Filter bubble setidaknya sudah ditemukenali sejak Desember 2009. Saat itu Google mulai menyesuaikan hasil pencariannya untuk setiap pengguna dengan memprediksi apa yang menjadi keinginan penggunanya.
Perubahan kebijakan Google merupakan fenomena paling signifikan. Seperti dikatakan Pariser dalam bukunya Filter Bubble: What the Internet Is Hiding from You, Harvard Book Store, intinya bahwa perkembangan ini memengaruhi cara orang mengonsumsi dan berbagi informasi sebagai masyarakat.
Filter bubble dan cara kerja algoritma di sisi lain awalnya memang diciptakan untuk memberikan layanan platform terbaik untuk pelanggannya. Sudah barang tentu juga untuk keunggulan komparatif layanan platform itu.
Dampak bertebarannya WA grup dengan komunitas yang relatif seragam, follower Twitter, viewer dan subscriber YouTube, Tiktok dll, telah mendorong semakin kuatnya ekosistem filter bubble dan echo chamber ini.
Konten yang diunggah akan membentuk gelembung tersendiri. Sementara link konten yang diunggah dan kemudian diakses oleh anggota komunitas atau follower, otomatis akan menjadi digital footprint bagi mereka.
Saat orang terjebak pada filter bubble, maka bisa menciptakan kecenderungan, menganggap pendapatnya merupakan pendapat umum dan mayoritas.
Padahal informasi yang terus-terusan muncul di platform digitalnya adalah informasi yang tersaring dan berasal sumber dan orang-orang dengan pendapat yang seragam karena kinerja algoritma tadi.
Filter bubble dapat membentuk pribadi yang tidak peduli pada sekitar atau informasi lain di luar filter bubble itu. Hal ini disebabkan karena cara kerja algoritma yang hanya menyuguhkan informasi sesuai dengan preferensinya.
Hal yang berbahaya adalah, jika terbangunnya kondisi bahwa seseorang seolah-olah sudah mengetahui segala macam berita. Padahal faktanya adalah semu.
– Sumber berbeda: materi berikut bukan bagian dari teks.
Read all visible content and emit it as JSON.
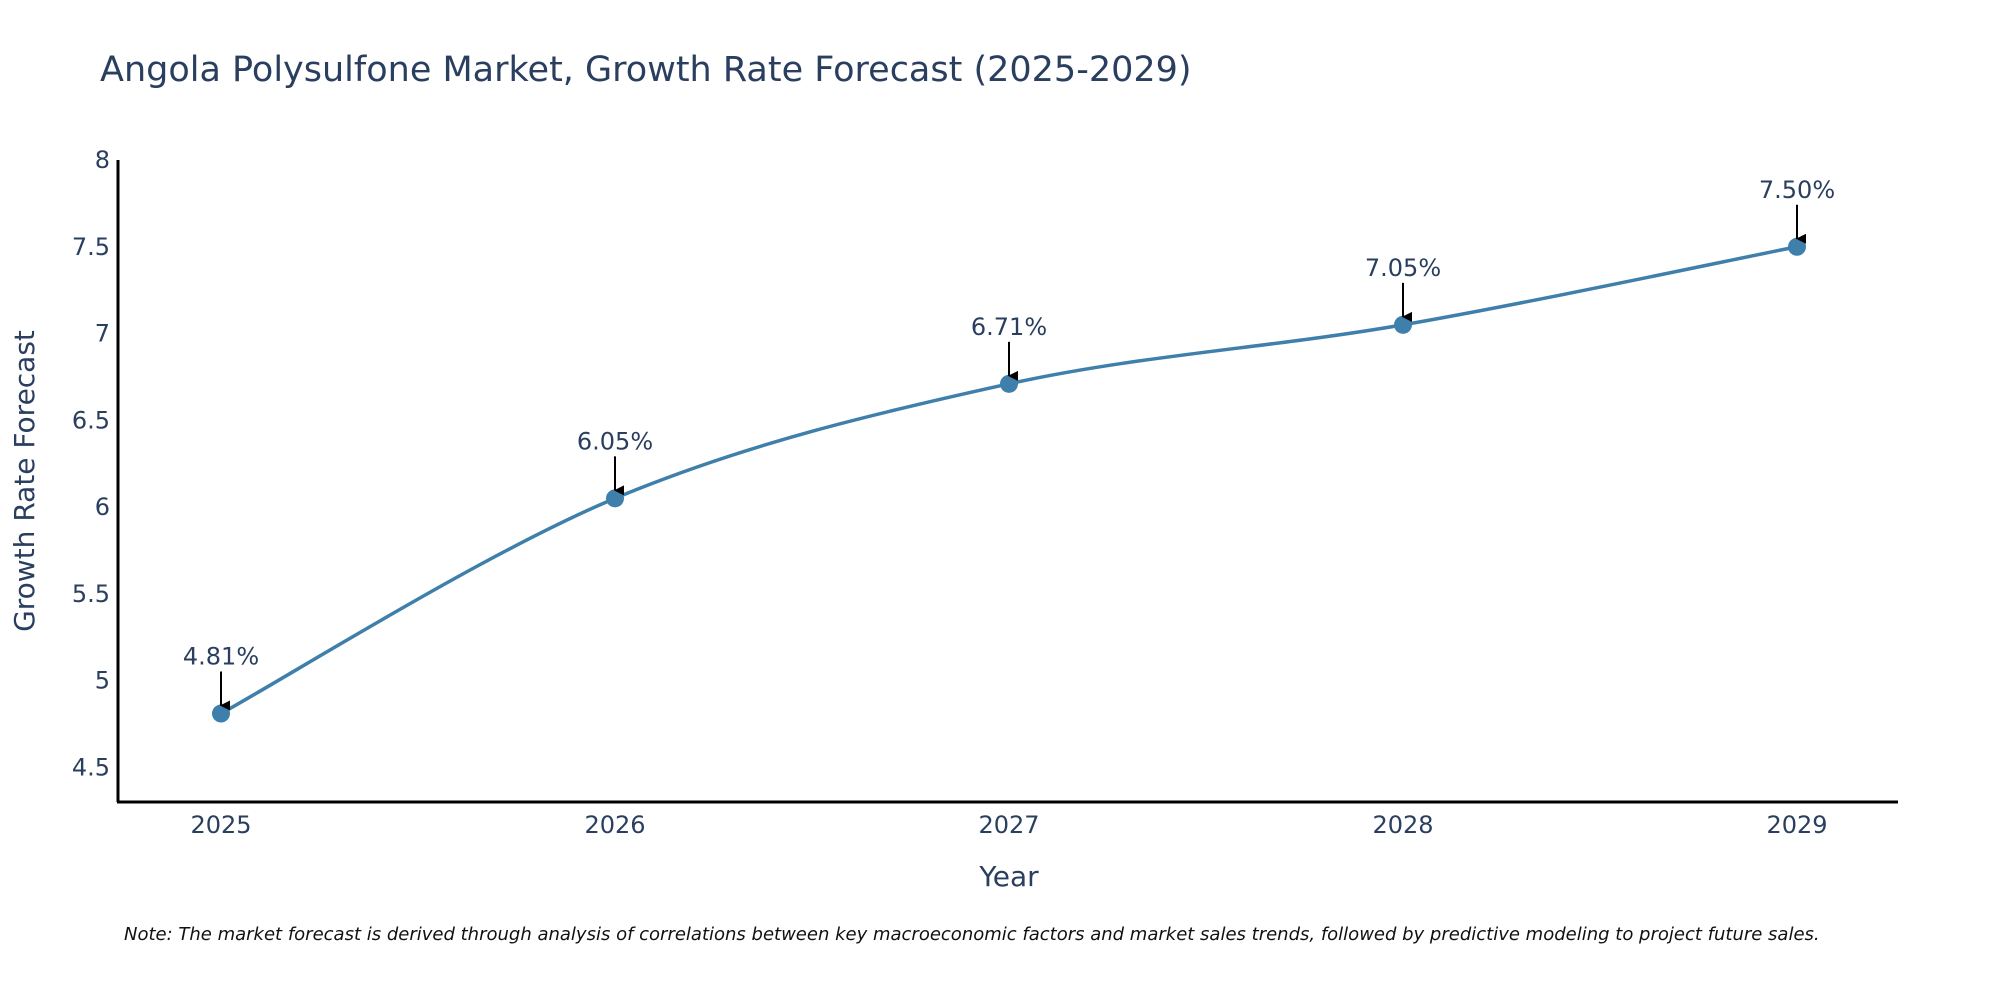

Hal yang lebih fatal adalah, jika sampai membentuk pribadi ignorant, tidak peduli lagi terhadap pendapat atau informasi di luar ekosistem yang membelenggunya.
Dampak ikutannya, bisa berupa menganggap pendapatnya sebagai pendapat paling benar karena sama dengan mayoritas. Sehingga tidak tertarik dengan perspektif dan opini yang berbeda.
Di saat berita-berita bohong, hoax, fake news, provokatif, kontra produktif, bahkan informasi berbahaya untuk anak tersebar begitu rupa dan menjadi bagian dari informasi dalam filter bubble seseorang atau kelompok, maka sempurnalah keterbangunan ekosistem semu itu.
Hal yang sangat kita khawatirkan adalah, jika hal itu melanda anak-anak, yang karena dampak pandemi semakin akrab dengan internet dan platform digital.
Jika dibiarkan kekhawatiran lahirnya pribadi ignorant dan abai terhadap informasi di luar ekosistemnya akan sangat mungkin terjadi.
Filter bubble juga seringkali dihubungkan dengan click bait. Banyak sekali informasi yang judulnya bombastis, dengan kalimat agak panjang sehingga memberi kesan tanpa membaca lengkap beritanya orang sudah tahu isinya.